"Funny," Rupert said. "What are they?"
Helen spoke with that decision which often annoyed her relatives. "I know. It's the names of the children he was going to have. Jane and Pehebe and Christopher. That's what it is. And these were the rooms he'd settled for them. Jane is a quiet little girl with a fringe and a white pinafore, and Pehebe has a sash and cries about things, and Christopher is a strong boy in socks."
"Stockings," Rupert said. "He's the oldest."
"He isn't. He's the baby. He wears socks. He's not so smooth as the others, and look, poor Mr. Pinderwell hadn't time to put a full stop. I'm glad I sleep in Jane."
"And of course you give me a girl who cries!" Miriam said.

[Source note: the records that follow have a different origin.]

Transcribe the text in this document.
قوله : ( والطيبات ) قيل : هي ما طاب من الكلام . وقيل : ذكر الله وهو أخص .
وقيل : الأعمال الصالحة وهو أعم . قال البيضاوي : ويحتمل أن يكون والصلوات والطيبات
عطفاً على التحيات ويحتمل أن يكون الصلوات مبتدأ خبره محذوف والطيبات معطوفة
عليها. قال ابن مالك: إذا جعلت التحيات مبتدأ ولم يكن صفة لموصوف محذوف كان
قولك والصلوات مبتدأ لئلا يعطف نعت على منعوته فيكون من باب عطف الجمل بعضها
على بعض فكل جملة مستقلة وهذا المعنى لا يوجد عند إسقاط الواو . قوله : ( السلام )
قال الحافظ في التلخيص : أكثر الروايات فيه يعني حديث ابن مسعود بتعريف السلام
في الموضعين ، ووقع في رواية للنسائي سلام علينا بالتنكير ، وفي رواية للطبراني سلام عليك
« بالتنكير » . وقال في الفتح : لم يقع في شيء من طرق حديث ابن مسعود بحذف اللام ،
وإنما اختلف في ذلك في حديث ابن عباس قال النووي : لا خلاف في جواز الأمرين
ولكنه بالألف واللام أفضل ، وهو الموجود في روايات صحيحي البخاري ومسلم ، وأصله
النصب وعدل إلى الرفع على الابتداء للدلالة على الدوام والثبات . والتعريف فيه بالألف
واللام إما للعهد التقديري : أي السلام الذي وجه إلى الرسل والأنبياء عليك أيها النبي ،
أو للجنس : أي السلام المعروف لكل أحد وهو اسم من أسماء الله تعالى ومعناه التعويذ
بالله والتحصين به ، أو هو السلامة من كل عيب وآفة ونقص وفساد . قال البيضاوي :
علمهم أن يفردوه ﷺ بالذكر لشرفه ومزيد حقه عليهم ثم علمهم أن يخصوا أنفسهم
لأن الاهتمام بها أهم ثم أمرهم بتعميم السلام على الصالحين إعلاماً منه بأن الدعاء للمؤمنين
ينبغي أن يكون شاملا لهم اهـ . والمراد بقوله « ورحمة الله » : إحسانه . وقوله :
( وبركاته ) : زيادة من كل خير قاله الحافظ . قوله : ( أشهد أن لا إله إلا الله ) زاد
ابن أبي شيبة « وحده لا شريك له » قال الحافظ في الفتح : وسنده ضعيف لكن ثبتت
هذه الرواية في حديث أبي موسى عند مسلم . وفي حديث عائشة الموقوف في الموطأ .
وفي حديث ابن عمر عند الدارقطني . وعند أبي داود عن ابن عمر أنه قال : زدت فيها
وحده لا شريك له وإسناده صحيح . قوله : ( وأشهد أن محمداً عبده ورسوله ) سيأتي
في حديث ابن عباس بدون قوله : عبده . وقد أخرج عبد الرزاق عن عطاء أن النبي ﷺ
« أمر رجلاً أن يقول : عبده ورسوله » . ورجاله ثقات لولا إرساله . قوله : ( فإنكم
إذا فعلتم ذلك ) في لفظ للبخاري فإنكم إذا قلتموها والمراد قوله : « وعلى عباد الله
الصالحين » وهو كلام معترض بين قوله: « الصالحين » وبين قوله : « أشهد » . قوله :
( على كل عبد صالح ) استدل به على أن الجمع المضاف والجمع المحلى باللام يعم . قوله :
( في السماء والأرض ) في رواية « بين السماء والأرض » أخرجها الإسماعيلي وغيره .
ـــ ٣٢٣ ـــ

But the characters of Mr. Pinderwell's children had been settled, and they were never altered. Jane and Christopher and Ph[oe]be were added to the inhabitants whom Mildred Caniper did not see, but these three did not leave the landing. They lived there quietly in the shadows, speaking only in whispers, while Mr. Pinderwell continued his restless tramping and his lady smiled, unwearied, in the drawing-room.
"He's the only one who can get at her and them," Helen said in pain. "I don't know how their mother can bear it. I wonder if she'd mind if we hung her on the landing, but then Mr. Pinderwell might miss her. He's so used to her in the drawing-room, and perhaps she doesn't mind about the children."

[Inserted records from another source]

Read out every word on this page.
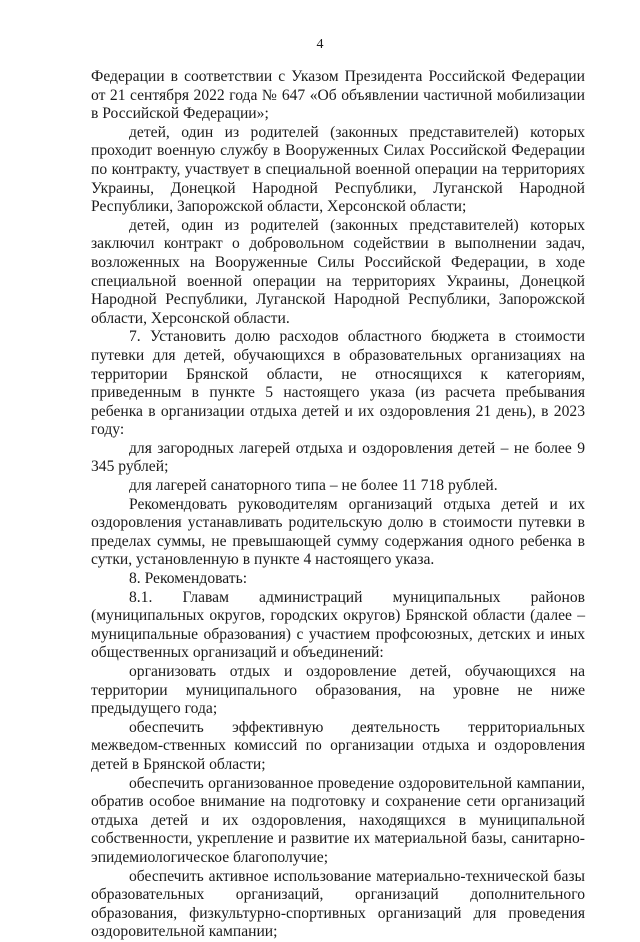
4

Федерации в соответствии с Указом Президента Российской Федерации от 21 сентября 2022 года № 647 «Об объявлении частичной мобилизации в Российской Федерации»;

детей, один из родителей (законных представителей) которых проходит военную службу в Вооруженных Силах Российской Федерации по контракту, участвует в специальной военной операции на территориях Украины, Донецкой Народной Республики, Луганской Народной Республики, Запорожской области, Херсонской области;

детей, один из родителей (законных представителей) которых заключил контракт о добровольном содействии в выполнении задач, возложенных на Вооруженные Силы Российской Федерации, в ходе специальной военной операции на территориях Украины, Донецкой Народной Республики, Луганской Народной Республики, Запорожской области, Херсонской области.

7. Установить долю расходов областного бюджета в стоимости путевки для детей, обучающихся в образовательных организациях на территории Брянской области, не относящихся к категориям, приведенным в пункте 5 настоящего указа (из расчета пребывания ребенка в организации отдыха детей и их оздоровления 21 день), в 2023 году:

для загородных лагерей отдыха и оздоровления детей – не более 9 345 рублей;

для лагерей санаторного типа – не более 11 718 рублей.

Рекомендовать руководителям организаций отдыха детей и их оздоровления устанавливать родительскую долю в стоимости путевки в пределах суммы, не превышающей сумму содержания одного ребенка в сутки, установленную в пункте 4 настоящего указа.

8. Рекомендовать:

8.1. Главам администраций муниципальных районов (муниципальных округов, городских округов) Брянской области (далее – муниципальные образования) с участием профсоюзных, детских и иных общественных организаций и объединений:

организовать отдых и оздоровление детей, обучающихся на территории муниципального образования, на уровне не ниже предыдущего года;

обеспечить эффективную деятельность территориальных межведом-ственных комиссий по организации отдыха и оздоровления детей в Брянской области;

обеспечить организованное проведение оздоровительной кампании, обратив особое внимание на подготовку и сохранение сети организаций отдыха детей и их оздоровления, находящихся в муниципальной собственности, укрепление и развитие их материальной базы, санитарно-эпидемиологическое благополучие;

обеспечить активное использование материально-технической базы образовательных организаций, организаций дополнительного образования, физкультурно-спортивных организаций для проведения оздоровительной кампании;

"I'm sure she doesn't," said John, for he thought she had a silly face.
This was when John and Rupert went to the Grammar School in the town, while the girls did their lessons with Mildred Caniper in the schoolroom of Pinderwell House. Enviously, they watched the boys step across the moor each morning, but their stepmother could not be persuaded to allow them to go too. The distance was so great, she said, and there was no school for girls to which she would entrust them.
"The boys get all the fun," Miriam said. "They see the people in the streets, and get a ride in Mrs. Brent's milk-cart nearly every day, and we sit in the stuffy schoolroom, and Notya's cross."
"You make her cross on purpose," Helen said.